Chunk large operations:

# Process in chunks to stay within timeout
for chunk in chunks(large_data, size=100):
    process(chunk)

“Seccomp Blocked Syscall” Errors

Symptoms:

Error: “Operation not permitted”
EPERM error in logs

Diagnosis:

# Check agent logs for syscall errors
sudo journalctl -u orpheusd | grep <agent> | grep -i "permission\|eperm"

Common Causes:

Using os.system() or subprocess for admin commands (mount, reboot, etc.)
Trying to debug with ptrace
Using native extensions with blocked syscalls

Solutions: Check allowed syscalls in the Security Model Rewrite code to avoid blocked operations:

# Instead of mounting (blocked):
import os
os.mount("/dev/sda", "/mnt", "ext4")  # ✗ Blocked by seccomp

# Use provided mounts:
with open("/workspace/data.txt", "w") as f:  # ✓ Allowed
    f.write(data)

If you have a legitimate use case for a blocked syscall, file an issue on GitHub.

Circuit Breaker Opened

Symptoms:

Error: “circuit breaker open (cooldown: 45s remaining)”
Workers not spawning
Pool stuck at low capacity

Diagnosis:

# Check logs for spawn failures
sudo journalctl -u orpheusd | grep "circuit breaker"
sudo journalctl -u orpheusd | grep "spawn failed"

Common Causes:

Repeated worker spawn failures (5 consecutive failures opens circuit)
Image not available
runc errors

Solutions: Wait for cooldown (60 seconds):

# Circuit breaker will automatically retry after 60s
# Monitor logs:
sudo journalctl -u orpheusd | tail -f

Fix underlying issue:

# Check if image exists
ls ~/.orpheus/images/<agent>/rootfs

# Check runc works
runc --version

# Manually test spawn
orpheus test-spawn <agent>

Manual reset (restart daemon):

sudo systemctl restart orpheusd

Agent Won’t Deploy

Error: agent.yaml not found Fix: Ensure your directory has agent.yaml at the root:

my-agent/
├── agent.yaml    # Required
└── agent.py

Error: entrypoint function not found Fix: Check that your handler function exists and matches agent.yaml:

# agent.yaml
entrypoint: handler

# agent.py
def handler(input_data):  # Must match
    ...

Daemon Not Running

Error: connection refused or daemon not reachable Fix:

# Check status
orpheus status

# Start daemon (macOS)
orpheus vm start

# Start daemon (Linux)
sudo systemctl start orpheusd

Out of Memory (OOM)

Symptoms:

Worker crashes during execution
Exit code 137 (SIGKILL)
Logs show “killed” or “OOM”

Diagnosis:

# Check memory limit
orpheus config show <agent> | grep memory

Solutions: Increase memory limit:

# agent.yaml
memory: 1024  # Increase to 1GB

Optimize memory usage:

# Stream large files instead of loading all at once
with open("large_file.txt", "r") as f:
    for line in f:  # Iterate, don't load all
        process(line)

Slow Autoscaling

Symptoms:

First concurrent request is slow
Takes several seconds to scale up

Common Causes:

min_workers too low (starting from 1 worker)
Cold start (first worker spawn takes 50-200ms)
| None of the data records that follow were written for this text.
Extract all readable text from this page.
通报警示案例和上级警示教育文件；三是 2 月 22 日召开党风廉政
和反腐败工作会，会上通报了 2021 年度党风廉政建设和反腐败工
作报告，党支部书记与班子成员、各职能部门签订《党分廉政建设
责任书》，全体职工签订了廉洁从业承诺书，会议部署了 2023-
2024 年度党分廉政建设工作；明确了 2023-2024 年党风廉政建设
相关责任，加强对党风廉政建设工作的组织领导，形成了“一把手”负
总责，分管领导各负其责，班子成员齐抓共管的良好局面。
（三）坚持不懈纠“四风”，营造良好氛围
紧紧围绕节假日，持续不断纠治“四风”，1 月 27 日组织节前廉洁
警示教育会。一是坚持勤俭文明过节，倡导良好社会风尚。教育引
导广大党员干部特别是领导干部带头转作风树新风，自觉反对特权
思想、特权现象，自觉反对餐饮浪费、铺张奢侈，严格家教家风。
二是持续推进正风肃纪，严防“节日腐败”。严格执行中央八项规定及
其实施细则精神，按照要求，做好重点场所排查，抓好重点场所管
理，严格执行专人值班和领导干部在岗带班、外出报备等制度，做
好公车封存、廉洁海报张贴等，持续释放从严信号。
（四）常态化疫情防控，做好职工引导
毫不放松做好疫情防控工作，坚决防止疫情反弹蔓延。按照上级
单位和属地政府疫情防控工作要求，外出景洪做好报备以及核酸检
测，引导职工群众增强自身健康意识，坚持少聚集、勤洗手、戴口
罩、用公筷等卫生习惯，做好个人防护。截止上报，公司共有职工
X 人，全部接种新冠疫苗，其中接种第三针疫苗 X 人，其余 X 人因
Solutions: Pre-warm workers:

# agent.yaml
scaling:
  min_workers: 3  # Keep 3 workers always running
  max_workers: 10

Cold Start Delays

Symptom: First request is slow Cause: min_workers: 0 or worker died Fix: Keep workers warm:

scaling:
  min_workers: 1

Session Not Sticky

Symptom: Requests with same session hit different workers Possible causes:

Worker was busy, request went to another
Worker died between requests

This is expected behavior. Session affinity is best-effort. For guaranteed state, use workspace.

Files Missing After Restart

Cause: Files were in /tmp (ephemeral) instead of /workspace (persistent) Fix: Always use /workspace for data you need to keep:

# Wrong (lost on restart)
with open('/tmp/data.json', 'w') as f: ...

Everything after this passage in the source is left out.